Many business reports and articles on the growth of the global beauty industry target individual sectors or centre on predictions.

WWD, the US fashion trade journal dubbed the “Bible of Fashion”, launched its spin-off Beauty Inc as WWD Beauty Biz in 2000, and has built a similar level of credibility for tracking the cosmetics industry through its much-awaited annual list of the  World’s Top 100 beauty companies.

Over the past 20 years, the rise of China, Japan and South Korea as beauty superpowers has had an enormous impact on the growth of the world’s major beauty players.

But the same five multinationals have held their positions at the top of the rankings over the past two decades with only a little movement up or down.

The only giant that has held the same position – number one – since 2000 is L’Oréal as its global revenues have nearly tripled.

The US has also retained its position as the number one single beauty market in the world over the past 20 years.

The combined sales of the world’s top 100 beauty companies in 2000 totalled US$93 billion. In 2020, that figure ballooned to US$212.59 billion.

In 2000, L’Oréal posted worldwide sales of US$11.99 billion across 23 brands. After numerous acquisitions, the French multinational now has 35 brands and global sales of US$31.95 billion.

Procter & Gamble held second position 20 years ago with sales of US$8.8 billion across 19 brands. The multinational sold off a huge tranche of brands a few years ago, but still claims fourth place in the global beauty rankings with sales of US$14 billion.

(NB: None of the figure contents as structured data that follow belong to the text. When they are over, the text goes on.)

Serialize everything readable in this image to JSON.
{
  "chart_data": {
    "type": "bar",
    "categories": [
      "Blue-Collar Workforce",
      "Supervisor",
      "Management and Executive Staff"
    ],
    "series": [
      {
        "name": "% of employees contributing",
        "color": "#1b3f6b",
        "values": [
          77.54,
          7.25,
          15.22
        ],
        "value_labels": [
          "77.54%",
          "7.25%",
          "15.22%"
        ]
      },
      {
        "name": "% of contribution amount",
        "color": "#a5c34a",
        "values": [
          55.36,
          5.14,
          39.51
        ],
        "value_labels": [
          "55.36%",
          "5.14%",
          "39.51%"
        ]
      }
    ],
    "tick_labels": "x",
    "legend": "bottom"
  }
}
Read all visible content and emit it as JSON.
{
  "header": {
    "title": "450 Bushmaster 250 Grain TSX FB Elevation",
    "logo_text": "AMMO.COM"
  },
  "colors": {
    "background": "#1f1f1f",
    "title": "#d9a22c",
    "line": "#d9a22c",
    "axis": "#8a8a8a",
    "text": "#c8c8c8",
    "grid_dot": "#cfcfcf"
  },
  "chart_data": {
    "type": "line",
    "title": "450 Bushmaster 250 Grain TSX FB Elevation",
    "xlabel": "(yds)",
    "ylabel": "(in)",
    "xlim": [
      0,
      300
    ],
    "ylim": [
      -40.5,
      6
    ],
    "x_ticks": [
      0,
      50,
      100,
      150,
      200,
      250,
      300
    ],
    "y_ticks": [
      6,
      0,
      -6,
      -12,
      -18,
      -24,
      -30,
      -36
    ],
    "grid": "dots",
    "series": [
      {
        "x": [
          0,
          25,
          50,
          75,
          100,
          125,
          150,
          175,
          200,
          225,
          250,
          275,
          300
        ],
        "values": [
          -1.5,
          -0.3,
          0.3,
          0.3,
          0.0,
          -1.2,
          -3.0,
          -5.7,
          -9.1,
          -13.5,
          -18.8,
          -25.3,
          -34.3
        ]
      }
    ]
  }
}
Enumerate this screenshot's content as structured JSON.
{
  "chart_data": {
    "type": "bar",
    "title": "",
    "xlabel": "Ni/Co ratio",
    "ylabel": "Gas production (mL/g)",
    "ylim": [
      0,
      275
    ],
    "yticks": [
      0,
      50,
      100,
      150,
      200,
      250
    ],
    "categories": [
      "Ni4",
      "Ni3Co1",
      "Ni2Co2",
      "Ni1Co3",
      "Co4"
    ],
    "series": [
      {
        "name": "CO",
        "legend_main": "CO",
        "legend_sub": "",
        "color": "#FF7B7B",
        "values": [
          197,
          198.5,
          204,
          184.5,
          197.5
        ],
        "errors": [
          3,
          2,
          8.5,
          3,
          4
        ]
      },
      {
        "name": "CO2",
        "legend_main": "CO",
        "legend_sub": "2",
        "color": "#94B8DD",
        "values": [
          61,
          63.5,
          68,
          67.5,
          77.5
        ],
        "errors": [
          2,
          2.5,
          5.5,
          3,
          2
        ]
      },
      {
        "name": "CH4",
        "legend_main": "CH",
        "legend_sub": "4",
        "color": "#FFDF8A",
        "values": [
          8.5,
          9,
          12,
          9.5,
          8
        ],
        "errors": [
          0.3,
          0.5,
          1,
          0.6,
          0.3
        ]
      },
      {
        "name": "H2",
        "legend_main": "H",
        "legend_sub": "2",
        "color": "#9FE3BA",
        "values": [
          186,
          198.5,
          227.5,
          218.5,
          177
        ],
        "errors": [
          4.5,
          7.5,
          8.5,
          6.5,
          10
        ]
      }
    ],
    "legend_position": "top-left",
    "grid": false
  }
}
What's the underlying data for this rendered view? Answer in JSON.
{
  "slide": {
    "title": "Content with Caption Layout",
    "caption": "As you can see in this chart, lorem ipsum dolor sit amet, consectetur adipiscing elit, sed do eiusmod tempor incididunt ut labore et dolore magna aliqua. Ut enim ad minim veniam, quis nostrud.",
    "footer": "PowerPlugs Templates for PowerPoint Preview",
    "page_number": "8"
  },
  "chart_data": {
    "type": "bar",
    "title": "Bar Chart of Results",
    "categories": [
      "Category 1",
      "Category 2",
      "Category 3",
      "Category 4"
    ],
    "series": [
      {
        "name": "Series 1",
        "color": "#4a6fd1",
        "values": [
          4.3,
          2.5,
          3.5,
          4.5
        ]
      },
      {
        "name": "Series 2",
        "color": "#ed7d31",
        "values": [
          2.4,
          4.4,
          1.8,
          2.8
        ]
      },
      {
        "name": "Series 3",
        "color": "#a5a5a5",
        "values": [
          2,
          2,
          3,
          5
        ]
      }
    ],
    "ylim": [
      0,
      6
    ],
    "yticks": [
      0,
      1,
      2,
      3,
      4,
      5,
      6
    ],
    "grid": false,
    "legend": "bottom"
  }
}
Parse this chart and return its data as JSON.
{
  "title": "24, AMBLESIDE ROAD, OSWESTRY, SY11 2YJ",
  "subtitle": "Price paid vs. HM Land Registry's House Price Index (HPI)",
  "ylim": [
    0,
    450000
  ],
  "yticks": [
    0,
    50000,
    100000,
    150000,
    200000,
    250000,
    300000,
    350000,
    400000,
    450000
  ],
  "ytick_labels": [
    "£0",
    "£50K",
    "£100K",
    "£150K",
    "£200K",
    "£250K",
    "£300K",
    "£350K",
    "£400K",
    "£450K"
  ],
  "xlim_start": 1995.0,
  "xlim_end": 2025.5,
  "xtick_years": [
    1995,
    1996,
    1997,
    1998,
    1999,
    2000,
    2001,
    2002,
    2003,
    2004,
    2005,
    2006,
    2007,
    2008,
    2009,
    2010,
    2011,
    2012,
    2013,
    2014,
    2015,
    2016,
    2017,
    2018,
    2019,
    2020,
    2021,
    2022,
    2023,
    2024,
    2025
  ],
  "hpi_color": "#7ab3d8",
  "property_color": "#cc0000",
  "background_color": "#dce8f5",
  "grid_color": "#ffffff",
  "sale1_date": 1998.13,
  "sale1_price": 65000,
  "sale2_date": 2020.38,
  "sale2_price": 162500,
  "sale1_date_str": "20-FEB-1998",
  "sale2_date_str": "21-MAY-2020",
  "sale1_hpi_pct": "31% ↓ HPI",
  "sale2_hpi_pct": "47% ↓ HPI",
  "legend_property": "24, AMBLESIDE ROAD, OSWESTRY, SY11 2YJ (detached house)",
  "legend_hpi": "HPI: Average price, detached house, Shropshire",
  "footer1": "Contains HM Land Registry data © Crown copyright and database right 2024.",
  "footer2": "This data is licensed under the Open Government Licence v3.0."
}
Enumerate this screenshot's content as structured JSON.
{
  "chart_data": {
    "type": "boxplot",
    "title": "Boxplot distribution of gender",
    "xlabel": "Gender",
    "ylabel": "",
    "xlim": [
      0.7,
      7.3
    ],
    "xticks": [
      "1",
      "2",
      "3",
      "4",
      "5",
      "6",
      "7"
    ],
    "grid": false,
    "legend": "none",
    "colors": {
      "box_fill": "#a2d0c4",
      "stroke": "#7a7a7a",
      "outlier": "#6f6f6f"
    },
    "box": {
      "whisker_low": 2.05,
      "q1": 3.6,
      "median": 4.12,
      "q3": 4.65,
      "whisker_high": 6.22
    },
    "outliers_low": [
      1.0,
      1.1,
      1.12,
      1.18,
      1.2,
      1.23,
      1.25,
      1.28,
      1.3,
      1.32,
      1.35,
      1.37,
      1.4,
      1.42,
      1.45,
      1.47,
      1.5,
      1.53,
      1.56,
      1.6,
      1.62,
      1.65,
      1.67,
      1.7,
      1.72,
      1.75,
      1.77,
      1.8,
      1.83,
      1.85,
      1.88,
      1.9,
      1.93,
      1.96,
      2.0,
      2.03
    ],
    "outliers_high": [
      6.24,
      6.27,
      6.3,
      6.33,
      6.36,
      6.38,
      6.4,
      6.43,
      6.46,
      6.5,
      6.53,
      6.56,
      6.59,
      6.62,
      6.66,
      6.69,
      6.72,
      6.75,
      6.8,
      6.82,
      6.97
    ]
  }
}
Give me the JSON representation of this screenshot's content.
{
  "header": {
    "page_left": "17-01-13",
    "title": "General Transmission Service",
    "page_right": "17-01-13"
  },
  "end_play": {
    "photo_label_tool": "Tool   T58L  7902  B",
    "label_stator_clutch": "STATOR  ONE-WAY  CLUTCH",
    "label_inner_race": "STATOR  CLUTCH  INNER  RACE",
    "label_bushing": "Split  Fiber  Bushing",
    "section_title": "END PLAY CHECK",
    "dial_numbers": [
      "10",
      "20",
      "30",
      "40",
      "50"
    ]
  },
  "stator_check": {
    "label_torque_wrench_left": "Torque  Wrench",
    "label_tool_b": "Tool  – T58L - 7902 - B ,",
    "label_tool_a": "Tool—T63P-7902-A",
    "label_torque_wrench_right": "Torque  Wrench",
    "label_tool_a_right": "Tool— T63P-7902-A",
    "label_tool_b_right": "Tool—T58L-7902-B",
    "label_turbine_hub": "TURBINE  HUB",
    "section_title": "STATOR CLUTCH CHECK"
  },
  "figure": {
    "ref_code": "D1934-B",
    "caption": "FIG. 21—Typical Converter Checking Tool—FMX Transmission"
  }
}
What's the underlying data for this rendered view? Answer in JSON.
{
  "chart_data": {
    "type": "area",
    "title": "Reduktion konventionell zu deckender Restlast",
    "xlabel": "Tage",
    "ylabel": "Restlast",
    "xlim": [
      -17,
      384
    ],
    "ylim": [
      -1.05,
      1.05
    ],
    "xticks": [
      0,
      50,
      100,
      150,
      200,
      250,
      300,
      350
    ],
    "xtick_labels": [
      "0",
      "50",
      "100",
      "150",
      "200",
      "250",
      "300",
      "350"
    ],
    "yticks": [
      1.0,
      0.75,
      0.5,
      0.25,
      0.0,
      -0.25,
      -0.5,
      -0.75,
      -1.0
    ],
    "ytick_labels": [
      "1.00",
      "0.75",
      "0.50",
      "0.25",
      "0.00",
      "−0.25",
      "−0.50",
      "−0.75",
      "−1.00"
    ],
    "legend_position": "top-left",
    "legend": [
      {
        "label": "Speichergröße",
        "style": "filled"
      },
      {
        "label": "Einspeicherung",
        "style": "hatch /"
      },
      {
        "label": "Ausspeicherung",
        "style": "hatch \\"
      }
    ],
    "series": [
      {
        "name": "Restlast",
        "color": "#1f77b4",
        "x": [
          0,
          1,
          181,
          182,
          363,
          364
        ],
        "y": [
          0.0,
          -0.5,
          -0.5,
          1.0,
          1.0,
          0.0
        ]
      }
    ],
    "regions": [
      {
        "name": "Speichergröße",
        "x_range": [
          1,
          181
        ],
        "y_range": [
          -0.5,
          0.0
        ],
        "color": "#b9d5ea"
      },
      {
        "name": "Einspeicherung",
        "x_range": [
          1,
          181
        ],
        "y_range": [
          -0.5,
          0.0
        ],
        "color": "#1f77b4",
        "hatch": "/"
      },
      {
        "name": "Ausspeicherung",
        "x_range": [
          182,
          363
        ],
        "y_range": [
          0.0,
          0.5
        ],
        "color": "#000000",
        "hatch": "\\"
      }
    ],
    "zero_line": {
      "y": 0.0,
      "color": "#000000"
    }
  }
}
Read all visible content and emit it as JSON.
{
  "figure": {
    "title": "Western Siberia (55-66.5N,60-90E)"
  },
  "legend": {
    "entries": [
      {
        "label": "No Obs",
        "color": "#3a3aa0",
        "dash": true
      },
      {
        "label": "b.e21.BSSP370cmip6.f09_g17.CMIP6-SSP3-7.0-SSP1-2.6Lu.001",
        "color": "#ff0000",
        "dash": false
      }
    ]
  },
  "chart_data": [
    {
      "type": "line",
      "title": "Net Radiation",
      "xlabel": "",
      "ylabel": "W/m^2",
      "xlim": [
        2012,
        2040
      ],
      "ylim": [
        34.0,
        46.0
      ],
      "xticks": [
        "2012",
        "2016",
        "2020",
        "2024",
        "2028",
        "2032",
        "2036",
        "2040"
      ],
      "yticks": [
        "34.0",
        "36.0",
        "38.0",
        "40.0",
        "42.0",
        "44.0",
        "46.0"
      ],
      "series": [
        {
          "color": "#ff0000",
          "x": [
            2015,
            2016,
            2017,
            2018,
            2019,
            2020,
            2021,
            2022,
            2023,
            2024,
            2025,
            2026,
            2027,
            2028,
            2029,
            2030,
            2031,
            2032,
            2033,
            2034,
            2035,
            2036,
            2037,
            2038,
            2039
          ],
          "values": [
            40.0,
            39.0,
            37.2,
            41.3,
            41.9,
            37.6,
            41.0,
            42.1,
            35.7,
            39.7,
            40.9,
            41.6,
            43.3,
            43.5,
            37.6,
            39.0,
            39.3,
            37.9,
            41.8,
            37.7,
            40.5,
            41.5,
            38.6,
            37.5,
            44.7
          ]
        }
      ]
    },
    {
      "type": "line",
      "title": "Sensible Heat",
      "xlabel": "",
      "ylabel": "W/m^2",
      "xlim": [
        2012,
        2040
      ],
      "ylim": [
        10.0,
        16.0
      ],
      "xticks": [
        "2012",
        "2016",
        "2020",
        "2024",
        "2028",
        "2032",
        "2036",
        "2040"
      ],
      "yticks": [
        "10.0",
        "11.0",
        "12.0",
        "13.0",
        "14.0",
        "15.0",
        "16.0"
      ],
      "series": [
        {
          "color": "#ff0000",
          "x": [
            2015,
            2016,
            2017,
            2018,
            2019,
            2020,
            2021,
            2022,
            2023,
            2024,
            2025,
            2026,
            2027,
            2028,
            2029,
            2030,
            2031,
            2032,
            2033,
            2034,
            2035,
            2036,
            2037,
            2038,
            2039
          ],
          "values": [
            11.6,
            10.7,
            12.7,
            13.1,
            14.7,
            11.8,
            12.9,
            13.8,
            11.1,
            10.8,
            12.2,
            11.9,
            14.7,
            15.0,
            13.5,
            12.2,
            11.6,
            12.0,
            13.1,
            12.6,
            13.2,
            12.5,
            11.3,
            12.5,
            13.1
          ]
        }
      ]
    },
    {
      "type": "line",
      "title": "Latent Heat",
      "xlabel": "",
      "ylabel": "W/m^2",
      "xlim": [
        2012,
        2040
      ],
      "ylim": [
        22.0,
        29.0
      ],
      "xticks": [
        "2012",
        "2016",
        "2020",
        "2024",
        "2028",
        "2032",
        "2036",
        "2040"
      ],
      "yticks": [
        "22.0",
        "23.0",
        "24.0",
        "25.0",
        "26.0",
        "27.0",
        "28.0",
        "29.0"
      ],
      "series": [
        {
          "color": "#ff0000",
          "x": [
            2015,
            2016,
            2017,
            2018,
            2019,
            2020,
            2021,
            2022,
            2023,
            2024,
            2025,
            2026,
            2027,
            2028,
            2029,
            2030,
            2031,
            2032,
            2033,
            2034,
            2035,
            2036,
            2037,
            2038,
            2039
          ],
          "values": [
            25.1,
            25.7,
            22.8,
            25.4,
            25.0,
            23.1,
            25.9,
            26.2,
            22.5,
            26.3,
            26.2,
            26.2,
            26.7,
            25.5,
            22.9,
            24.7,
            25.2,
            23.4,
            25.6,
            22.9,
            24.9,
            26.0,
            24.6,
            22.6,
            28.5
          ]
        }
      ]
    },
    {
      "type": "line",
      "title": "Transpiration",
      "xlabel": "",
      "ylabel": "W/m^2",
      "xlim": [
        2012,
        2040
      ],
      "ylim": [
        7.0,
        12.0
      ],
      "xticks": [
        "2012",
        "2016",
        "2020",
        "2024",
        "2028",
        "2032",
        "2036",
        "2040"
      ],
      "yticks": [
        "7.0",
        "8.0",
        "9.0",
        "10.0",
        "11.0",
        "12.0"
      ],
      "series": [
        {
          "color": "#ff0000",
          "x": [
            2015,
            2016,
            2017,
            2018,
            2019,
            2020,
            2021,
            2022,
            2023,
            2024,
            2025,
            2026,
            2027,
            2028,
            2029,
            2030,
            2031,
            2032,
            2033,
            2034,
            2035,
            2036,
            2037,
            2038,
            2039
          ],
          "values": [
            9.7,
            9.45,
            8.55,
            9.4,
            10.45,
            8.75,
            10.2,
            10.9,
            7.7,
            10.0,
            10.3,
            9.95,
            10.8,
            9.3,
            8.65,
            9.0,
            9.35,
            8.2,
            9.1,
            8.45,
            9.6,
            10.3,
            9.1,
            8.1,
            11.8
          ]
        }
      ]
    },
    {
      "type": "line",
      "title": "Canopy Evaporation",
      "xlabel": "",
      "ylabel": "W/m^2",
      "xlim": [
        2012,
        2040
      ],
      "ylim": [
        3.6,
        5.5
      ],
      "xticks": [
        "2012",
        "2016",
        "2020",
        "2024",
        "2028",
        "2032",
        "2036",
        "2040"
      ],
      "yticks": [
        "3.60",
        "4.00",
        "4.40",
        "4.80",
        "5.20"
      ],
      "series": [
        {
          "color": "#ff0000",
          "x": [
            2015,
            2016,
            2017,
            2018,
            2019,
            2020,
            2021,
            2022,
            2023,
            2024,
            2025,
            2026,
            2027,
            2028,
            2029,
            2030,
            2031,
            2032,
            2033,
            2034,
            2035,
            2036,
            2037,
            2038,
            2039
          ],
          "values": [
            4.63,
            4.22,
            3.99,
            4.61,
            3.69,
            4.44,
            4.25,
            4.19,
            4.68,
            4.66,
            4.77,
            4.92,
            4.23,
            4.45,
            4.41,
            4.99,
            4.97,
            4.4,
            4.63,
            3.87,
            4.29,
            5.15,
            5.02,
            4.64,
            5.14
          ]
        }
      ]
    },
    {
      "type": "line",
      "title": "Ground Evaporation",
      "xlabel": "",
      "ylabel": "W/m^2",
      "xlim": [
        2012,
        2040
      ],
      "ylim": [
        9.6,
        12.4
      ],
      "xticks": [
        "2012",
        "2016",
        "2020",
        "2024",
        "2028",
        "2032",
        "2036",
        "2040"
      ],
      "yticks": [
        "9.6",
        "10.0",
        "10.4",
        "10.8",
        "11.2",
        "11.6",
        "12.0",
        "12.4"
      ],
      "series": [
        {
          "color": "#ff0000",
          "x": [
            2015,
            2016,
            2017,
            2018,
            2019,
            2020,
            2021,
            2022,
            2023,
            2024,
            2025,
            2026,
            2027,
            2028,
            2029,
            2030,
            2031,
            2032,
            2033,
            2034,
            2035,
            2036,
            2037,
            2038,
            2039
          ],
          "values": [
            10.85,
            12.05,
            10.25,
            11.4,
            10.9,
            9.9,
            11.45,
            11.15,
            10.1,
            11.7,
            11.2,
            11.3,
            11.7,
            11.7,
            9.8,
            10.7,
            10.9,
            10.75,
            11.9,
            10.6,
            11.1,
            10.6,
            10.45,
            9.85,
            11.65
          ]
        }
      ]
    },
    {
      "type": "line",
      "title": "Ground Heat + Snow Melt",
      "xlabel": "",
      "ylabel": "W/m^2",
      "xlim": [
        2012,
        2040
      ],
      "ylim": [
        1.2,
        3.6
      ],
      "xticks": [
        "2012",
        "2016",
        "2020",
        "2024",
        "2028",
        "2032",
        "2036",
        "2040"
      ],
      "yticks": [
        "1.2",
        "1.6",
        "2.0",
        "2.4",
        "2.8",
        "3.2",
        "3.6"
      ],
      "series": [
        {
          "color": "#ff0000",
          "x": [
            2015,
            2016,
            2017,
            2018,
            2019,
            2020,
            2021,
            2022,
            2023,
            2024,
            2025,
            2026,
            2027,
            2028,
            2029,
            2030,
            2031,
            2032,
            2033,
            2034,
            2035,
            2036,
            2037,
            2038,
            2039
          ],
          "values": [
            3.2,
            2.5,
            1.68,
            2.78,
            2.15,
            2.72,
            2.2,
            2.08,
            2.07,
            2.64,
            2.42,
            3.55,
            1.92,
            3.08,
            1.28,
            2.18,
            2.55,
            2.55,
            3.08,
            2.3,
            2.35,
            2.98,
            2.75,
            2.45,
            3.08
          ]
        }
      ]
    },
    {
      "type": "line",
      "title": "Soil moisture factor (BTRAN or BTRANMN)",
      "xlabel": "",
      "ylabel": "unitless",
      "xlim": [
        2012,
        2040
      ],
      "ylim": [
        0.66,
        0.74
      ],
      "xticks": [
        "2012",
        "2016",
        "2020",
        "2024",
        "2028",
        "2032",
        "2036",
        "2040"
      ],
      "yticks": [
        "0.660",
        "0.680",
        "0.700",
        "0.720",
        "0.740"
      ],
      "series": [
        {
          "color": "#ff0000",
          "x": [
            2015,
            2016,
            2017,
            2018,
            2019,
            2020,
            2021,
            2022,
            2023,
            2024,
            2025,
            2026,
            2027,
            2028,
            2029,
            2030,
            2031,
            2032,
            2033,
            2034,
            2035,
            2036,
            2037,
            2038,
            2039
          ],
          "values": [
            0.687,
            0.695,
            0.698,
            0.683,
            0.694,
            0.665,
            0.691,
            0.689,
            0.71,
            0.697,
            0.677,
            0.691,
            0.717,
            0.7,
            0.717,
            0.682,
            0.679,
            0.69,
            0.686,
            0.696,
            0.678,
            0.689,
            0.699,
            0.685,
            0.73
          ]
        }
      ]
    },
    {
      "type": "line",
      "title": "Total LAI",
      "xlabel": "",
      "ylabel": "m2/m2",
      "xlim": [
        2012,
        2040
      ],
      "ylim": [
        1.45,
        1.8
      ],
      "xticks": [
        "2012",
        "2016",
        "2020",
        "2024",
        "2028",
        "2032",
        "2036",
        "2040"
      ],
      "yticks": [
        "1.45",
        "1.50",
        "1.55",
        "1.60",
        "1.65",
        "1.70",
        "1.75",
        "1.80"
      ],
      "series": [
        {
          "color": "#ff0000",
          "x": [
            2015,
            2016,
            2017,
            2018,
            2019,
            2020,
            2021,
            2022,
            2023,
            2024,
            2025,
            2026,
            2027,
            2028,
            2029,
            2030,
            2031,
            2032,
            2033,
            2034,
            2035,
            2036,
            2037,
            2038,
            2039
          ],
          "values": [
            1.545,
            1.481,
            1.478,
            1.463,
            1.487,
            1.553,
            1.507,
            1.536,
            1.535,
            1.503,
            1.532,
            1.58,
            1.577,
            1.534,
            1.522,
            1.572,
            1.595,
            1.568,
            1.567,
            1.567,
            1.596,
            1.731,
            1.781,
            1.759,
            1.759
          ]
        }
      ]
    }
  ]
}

Unilever, which has also been on a corporate buying spree of prestige brands such as Dermalogica, ranked third in 2000 with sales of US$6.39 billion across 22 brands. The multinational has moved up a slot to second place with sales of US$22.17 billion with a stable of 31 brands.

The spectacular growth of The Estée Lauder Companies since 2000 has also hinged on acquiring cult beauty brands such as Too Faced and Dr Jart and entering the mass market again with Deciem, the maker of The Ordinary. In 2000, the company ranked fifth with sales of US$4.6 billion across 16 brands. Last year, the multinational posted global sales of US$14.2 billion from 34 brands and scored a number three ranking.

Shiseido has recently been selling off brands such as Laura Mercier and BareMinerals to focus on its core prestige skincare business. The Japanese giant ranked fourth in 2000 with sales of US$4.65 billion across 27 brands. In 2020, it slipped to fifth place with sales of US$8.39 billion from 26 brands.

The US still represents the lion’s share of the world’s top 100 beauty companies – 30 in total – reports Beauty Inc. France comes in second with 14, followed by Japan with 12 and Germany/the UK/Switzerland and China with four.